Он чувствовал себя замкнутым в черном квадрате, в углах которого молчаливыми стражницами стояли четыре женщины. И каждая была родной ему… Прямо сейчас нужно было выбрать, в какую сторону шагнуть – туда, куда тянули, или в ту, где отталкивали. Пуститься по течению, потому что и хочется этого, и так привычнее, или поплыть против, чтобы доказать и Ульяне, и себе самому: быть мужчиной – это не преступление.
Перед домом Егор остановился, думая о том, что это чисто физическое передвижение ни на шаг не сдвинуло его от центра квадрата. Он стоял на линии огня и настороженно прислушивался к пугающему затишью. Ксюшка первой выпустила очередь, сама же пострадала больше других. Слава богу, хоть малышка пока не понимает происходящего…
В его доме уже загорались желтым окна, а три в квартире Быстровых были темны, и это начинало беспокоить. Но Егору никак не удавалось заставить себя войти в подъезд. Ему хотелось еще хоть немного, хоть мысленно побыть с Ульяной в том прошлом, когда почти на каждой репетиции он различал в негустой темноте зала ее блестящие глаза, и этот неотрывный взгляд, словно волшебный луч, наполнял его особой небесной энергией.
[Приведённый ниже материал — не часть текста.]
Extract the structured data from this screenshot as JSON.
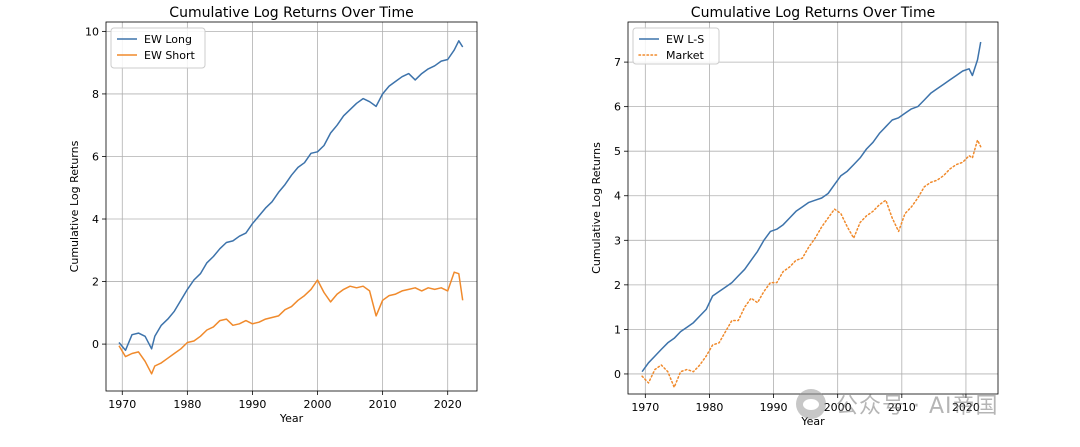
{
  "chart_data": [
    {
      "type": "line",
      "title": "Cumulative Log Returns Over Time",
      "xlabel": "Year",
      "ylabel": "Cumulative Log Returns",
      "xlim": [
        1967.5,
        2024.5
      ],
      "ylim": [
        -1.5,
        10.3
      ],
      "xticks": [
        1970,
        1980,
        1990,
        2000,
        2010,
        2020
      ],
      "yticks": [
        0,
        2,
        4,
        6,
        8,
        10
      ],
      "grid": true,
      "legend_position": "upper-left",
      "series": [
        {
          "name": "EW Long",
          "color": "#3d73ab",
          "style": "solid",
          "x": [
            1969.5,
            1970.5,
            1971.5,
            1972.5,
            1973.5,
            1974.5,
            1975,
            1976,
            1977,
            1978,
            1979,
            1980,
            1981,
            1982,
            1983,
            1984,
            1985,
            1986,
            1987,
            1988,
            1989,
            1990,
            1991,
            1992,
            1993,
            1994,
            1995,
            1996,
            1997,
            1998,
            1999,
            2000,
            2001,
            2002,
            2003,
            2004,
            2005,
            2006,
            2007,
            2008,
            2009,
            2010,
            2011,
            2012,
            2013,
            2014,
            2015,
            2016,
            2017,
            2018,
            2019,
            2020,
            2021,
            2021.7,
            2022.3
          ],
          "y": [
            0.05,
            -0.2,
            0.3,
            0.35,
            0.25,
            -0.15,
            0.25,
            0.6,
            0.8,
            1.05,
            1.4,
            1.75,
            2.05,
            2.25,
            2.6,
            2.8,
            3.05,
            3.25,
            3.3,
            3.45,
            3.55,
            3.85,
            4.1,
            4.35,
            4.55,
            4.85,
            5.1,
            5.4,
            5.65,
            5.8,
            6.1,
            6.15,
            6.35,
            6.75,
            7.0,
            7.3,
            7.5,
            7.7,
            7.85,
            7.75,
            7.6,
            8.0,
            8.25,
            8.4,
            8.55,
            8.65,
            8.45,
            8.65,
            8.8,
            8.9,
            9.05,
            9.1,
            9.4,
            9.7,
            9.5
          ]
        },
        {
          "name": "EW Short",
          "color": "#f08a2c",
          "style": "solid",
          "x": [
            1969.5,
            1970.5,
            1971.5,
            1972.5,
            1973.5,
            1974.5,
            1975,
            1976,
            1977,
            1978,
            1979,
            1980,
            1981,
            1982,
            1983,
            1984,
            1985,
            1986,
            1987,
            1988,
            1989,
            1990,
            1991,
            1992,
            1993,
            1994,
            1995,
            1996,
            1997,
            1998,
            1999,
            2000,
            2001,
            2002,
            2003,
            2004,
            2005,
            2006,
            2007,
            2008,
            2009,
            2010,
            2011,
            2012,
            2013,
            2014,
            2015,
            2016,
            2017,
            2018,
            2019,
            2020,
            2021,
            2021.7,
            2022.3
          ],
          "y": [
            -0.05,
            -0.4,
            -0.3,
            -0.25,
            -0.55,
            -0.95,
            -0.7,
            -0.6,
            -0.45,
            -0.3,
            -0.15,
            0.05,
            0.1,
            0.25,
            0.45,
            0.55,
            0.75,
            0.8,
            0.6,
            0.65,
            0.75,
            0.65,
            0.7,
            0.8,
            0.85,
            0.9,
            1.1,
            1.2,
            1.4,
            1.55,
            1.75,
            2.05,
            1.65,
            1.35,
            1.6,
            1.75,
            1.85,
            1.8,
            1.85,
            1.7,
            0.9,
            1.4,
            1.55,
            1.6,
            1.7,
            1.75,
            1.8,
            1.7,
            1.8,
            1.75,
            1.8,
            1.7,
            2.3,
            2.25,
            1.4
          ]
        }
      ]
    },
    {
      "type": "line",
      "title": "Cumulative Log Returns Over Time",
      "xlabel": "Year",
      "ylabel": "Cumulative Log Returns",
      "xlim": [
        1967.3,
        2025.0
      ],
      "ylim": [
        -0.45,
        7.9
      ],
      "xticks": [
        1970,
        1980,
        1990,
        2000,
        2010,
        2020
      ],
      "yticks": [
        0,
        1,
        2,
        3,
        4,
        5,
        6,
        7
      ],
      "grid": true,
      "legend_position": "upper-left",
      "series": [
        {
          "name": "EW L-S",
          "color": "#3d73ab",
          "style": "solid",
          "x": [
            1969.5,
            1970.5,
            1971.5,
            1972.5,
            1973.5,
            1974.5,
            1975.5,
            1976.5,
            1977.5,
            1978.5,
            1979.5,
            1980.5,
            1981.5,
            1982.5,
            1983.5,
            1984.5,
            1985.5,
            1986.5,
            1987.5,
            1988.5,
            1989.5,
            1990.5,
            1991.5,
            1992.5,
            1993.5,
            1994.5,
            1995.5,
            1996.5,
            1997.5,
            1998.5,
            1999.5,
            2000.5,
            2001.5,
            2002.5,
            2003.5,
            2004.5,
            2005.5,
            2006.5,
            2007.5,
            2008.5,
            2009.5,
            2010.5,
            2011.5,
            2012.5,
            2013.5,
            2014.5,
            2015.5,
            2016.5,
            2017.5,
            2018.5,
            2019.5,
            2020.5,
            2021,
            2021.8,
            2022.3
          ],
          "y": [
            0.05,
            0.25,
            0.4,
            0.55,
            0.7,
            0.8,
            0.95,
            1.05,
            1.15,
            1.3,
            1.45,
            1.75,
            1.85,
            1.95,
            2.05,
            2.2,
            2.35,
            2.55,
            2.75,
            3.0,
            3.2,
            3.25,
            3.35,
            3.5,
            3.65,
            3.75,
            3.85,
            3.9,
            3.95,
            4.05,
            4.25,
            4.45,
            4.55,
            4.7,
            4.85,
            5.05,
            5.2,
            5.4,
            5.55,
            5.7,
            5.75,
            5.85,
            5.95,
            6.0,
            6.15,
            6.3,
            6.4,
            6.5,
            6.6,
            6.7,
            6.8,
            6.85,
            6.7,
            7.05,
            7.45
          ]
        },
        {
          "name": "Market",
          "color": "#f08a2c",
          "style": "dotted",
          "x": [
            1969.5,
            1970.5,
            1971.5,
            1972.5,
            1973.5,
            1974.5,
            1975.5,
            1976.5,
            1977.5,
            1978.5,
            1979.5,
            1980.5,
            1981.5,
            1982.5,
            1983.5,
            1984.5,
            1985.5,
            1986.5,
            1987.5,
            1988.5,
            1989.5,
            1990.5,
            1991.5,
            1992.5,
            1993.5,
            1994.5,
            1995.5,
            1996.5,
            1997.5,
            1998.5,
            1999.5,
            2000.5,
            2001.5,
            2002.5,
            2003.5,
            2004.5,
            2005.5,
            2006.5,
            2007.5,
            2008.5,
            2009.5,
            2010.5,
            2011.5,
            2012.5,
            2013.5,
            2014.5,
            2015.5,
            2016.5,
            2017.5,
            2018.5,
            2019.5,
            2020.5,
            2021,
            2021.8,
            2022.3
          ],
          "y": [
            -0.05,
            -0.2,
            0.1,
            0.2,
            0.05,
            -0.3,
            0.05,
            0.1,
            0.05,
            0.2,
            0.4,
            0.65,
            0.7,
            0.95,
            1.2,
            1.2,
            1.5,
            1.7,
            1.6,
            1.85,
            2.05,
            2.05,
            2.3,
            2.4,
            2.55,
            2.6,
            2.85,
            3.05,
            3.3,
            3.5,
            3.7,
            3.6,
            3.3,
            3.05,
            3.4,
            3.55,
            3.65,
            3.8,
            3.9,
            3.5,
            3.2,
            3.6,
            3.75,
            3.95,
            4.2,
            4.3,
            4.35,
            4.45,
            4.6,
            4.7,
            4.75,
            4.9,
            4.85,
            5.25,
            5.1
          ]
        }
      ]
    }
  ],
  "watermark": {
    "text": "公众号 · AI帝国"
  }
}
Он и тогда понимал, что играет главным образом для этой женщины, с которой едва здоровался на ходу, но все чаще в ее присутствии возносился на волне куража и восторга к тому уровню перевоплощения, о котором мечтал на первой репетиции. Любил ли он Ульяну когда-нибудь? Конечно. Как любят музыку, которая вдохновляет и заставляет снова и снова переживать внутреннее, невидимое другим потрясение…
Но Егор никогда не хотел видеть Ульяну Соколовскую своей женой. У него была жена, без которой он не представлял жизни. И для него это звучало не пафосно, а естественно.
И он, наконец, постучал в дверь, за которой ждала Лида. Именно постучал, хотя обычно пользовался звонком. Ответив ее испуганному голосу, Егор шагнул в тепло прихожей и сразу обнял жену. Не для того, чтобы продемонстрировать ей что-то, а просто потому, что самому очень хотелось этого.
Внезапно вспомнилось: именно так семнадцать лет назад он сделал ей предложение – ввалился с мороза в овчинном полушубке, прижал ее, теплую, податливую, и прошептал на ухо: «Ты станешь моей женой?» И конечно, она согласилась. Она всегда и во всем соглашалась с ним. Чего ему и хотелось от женщины.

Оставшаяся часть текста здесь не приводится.